In fact, Bangladesh’s anti-terrorism efforts have been seen as so effective that the U.S. State Department has released reports congratulating the government on its efforts. But security analysts say growing intolerance on both sides of the political divide has failed to stamp out extremism, instead pushing fringe organizations to the fore.

“It is difficult to pigeonhole the group that the perpetrators belong to but the ideological narrative is clear, which is both violently anti-secular and anti-Western,” said Saijan M. Gohel, international security director for the Asia-Pacific Foundation, in an email.

The overcrowded list of extremist entities in Bangladesh includes al-Qaeda in the Indian Sub-Continent, which was launched last year by the group’s new leader Ayman al-Zawahiri and has claimed responsibility for some of the bloggers’ murders and identified Bangladesh as a major center for its activities.

And, despite the government’s insistence that ISIS doesn’t exist in Bangladesh, police this year detained several suspected sympathizers.

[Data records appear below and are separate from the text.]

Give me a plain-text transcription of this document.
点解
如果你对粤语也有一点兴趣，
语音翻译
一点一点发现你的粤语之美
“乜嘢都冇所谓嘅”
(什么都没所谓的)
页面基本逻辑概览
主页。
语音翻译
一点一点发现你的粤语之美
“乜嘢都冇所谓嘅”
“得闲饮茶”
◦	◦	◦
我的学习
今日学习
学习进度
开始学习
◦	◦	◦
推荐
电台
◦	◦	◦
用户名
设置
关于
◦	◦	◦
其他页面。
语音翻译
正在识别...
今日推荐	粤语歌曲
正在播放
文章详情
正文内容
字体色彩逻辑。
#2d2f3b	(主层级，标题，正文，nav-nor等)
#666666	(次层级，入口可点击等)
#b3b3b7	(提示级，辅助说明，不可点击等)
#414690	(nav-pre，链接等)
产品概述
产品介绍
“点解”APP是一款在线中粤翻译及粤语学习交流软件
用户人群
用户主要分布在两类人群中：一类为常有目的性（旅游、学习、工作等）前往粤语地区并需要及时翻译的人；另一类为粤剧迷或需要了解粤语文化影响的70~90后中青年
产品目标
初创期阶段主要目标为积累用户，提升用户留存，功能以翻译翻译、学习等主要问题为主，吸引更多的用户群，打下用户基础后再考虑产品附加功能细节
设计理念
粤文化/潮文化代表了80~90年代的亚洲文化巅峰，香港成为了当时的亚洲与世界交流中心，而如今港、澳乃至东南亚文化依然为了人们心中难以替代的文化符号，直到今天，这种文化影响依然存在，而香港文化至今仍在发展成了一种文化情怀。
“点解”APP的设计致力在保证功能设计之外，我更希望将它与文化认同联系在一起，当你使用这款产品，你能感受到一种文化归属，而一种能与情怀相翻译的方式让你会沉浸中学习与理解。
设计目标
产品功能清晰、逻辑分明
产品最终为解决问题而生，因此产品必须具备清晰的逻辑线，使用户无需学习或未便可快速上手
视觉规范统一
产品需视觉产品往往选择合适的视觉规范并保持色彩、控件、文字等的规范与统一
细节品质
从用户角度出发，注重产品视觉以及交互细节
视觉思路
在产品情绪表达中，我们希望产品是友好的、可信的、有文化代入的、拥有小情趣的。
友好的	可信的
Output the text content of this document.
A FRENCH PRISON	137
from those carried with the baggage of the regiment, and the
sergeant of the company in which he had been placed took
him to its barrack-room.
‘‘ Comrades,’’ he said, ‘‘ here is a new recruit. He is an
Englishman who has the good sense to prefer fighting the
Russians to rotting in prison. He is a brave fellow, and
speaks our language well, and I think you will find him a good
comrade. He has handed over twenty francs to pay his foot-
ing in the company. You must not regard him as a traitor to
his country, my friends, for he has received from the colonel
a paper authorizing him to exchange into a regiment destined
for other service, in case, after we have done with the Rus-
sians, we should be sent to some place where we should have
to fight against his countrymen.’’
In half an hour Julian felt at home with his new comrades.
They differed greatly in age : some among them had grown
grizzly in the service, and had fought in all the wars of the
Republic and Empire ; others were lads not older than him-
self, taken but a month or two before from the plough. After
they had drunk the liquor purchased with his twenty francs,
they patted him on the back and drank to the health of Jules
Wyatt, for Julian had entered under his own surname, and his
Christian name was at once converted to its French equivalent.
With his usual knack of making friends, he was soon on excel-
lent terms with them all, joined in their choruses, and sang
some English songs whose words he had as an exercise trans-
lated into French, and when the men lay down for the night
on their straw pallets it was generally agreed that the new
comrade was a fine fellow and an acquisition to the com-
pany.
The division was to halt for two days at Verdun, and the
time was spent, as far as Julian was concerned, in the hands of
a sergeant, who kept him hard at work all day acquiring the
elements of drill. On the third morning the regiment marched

“ISIS is as much a brand as it is a terrorist group,” said Gohel. “In the last 15 months, there have been a number of lone-wolf plots globally orchestrated by people who have no direct connection to ISIS but are bonded by the ideology and doctrine.”

The once-little-known local outfit Ansarullah Bangla Team (ABT), which is now linked to the killing of the bloggers, is reported to have ties to both ISIS and al-Qaeda.

Last week, ABT sent threatening emails to news outlets in Dhaka instructing editors to fire their female staffers — under some strict interpretations of Islam, women are not allowed to work — and forbid reporting on atheist bloggers.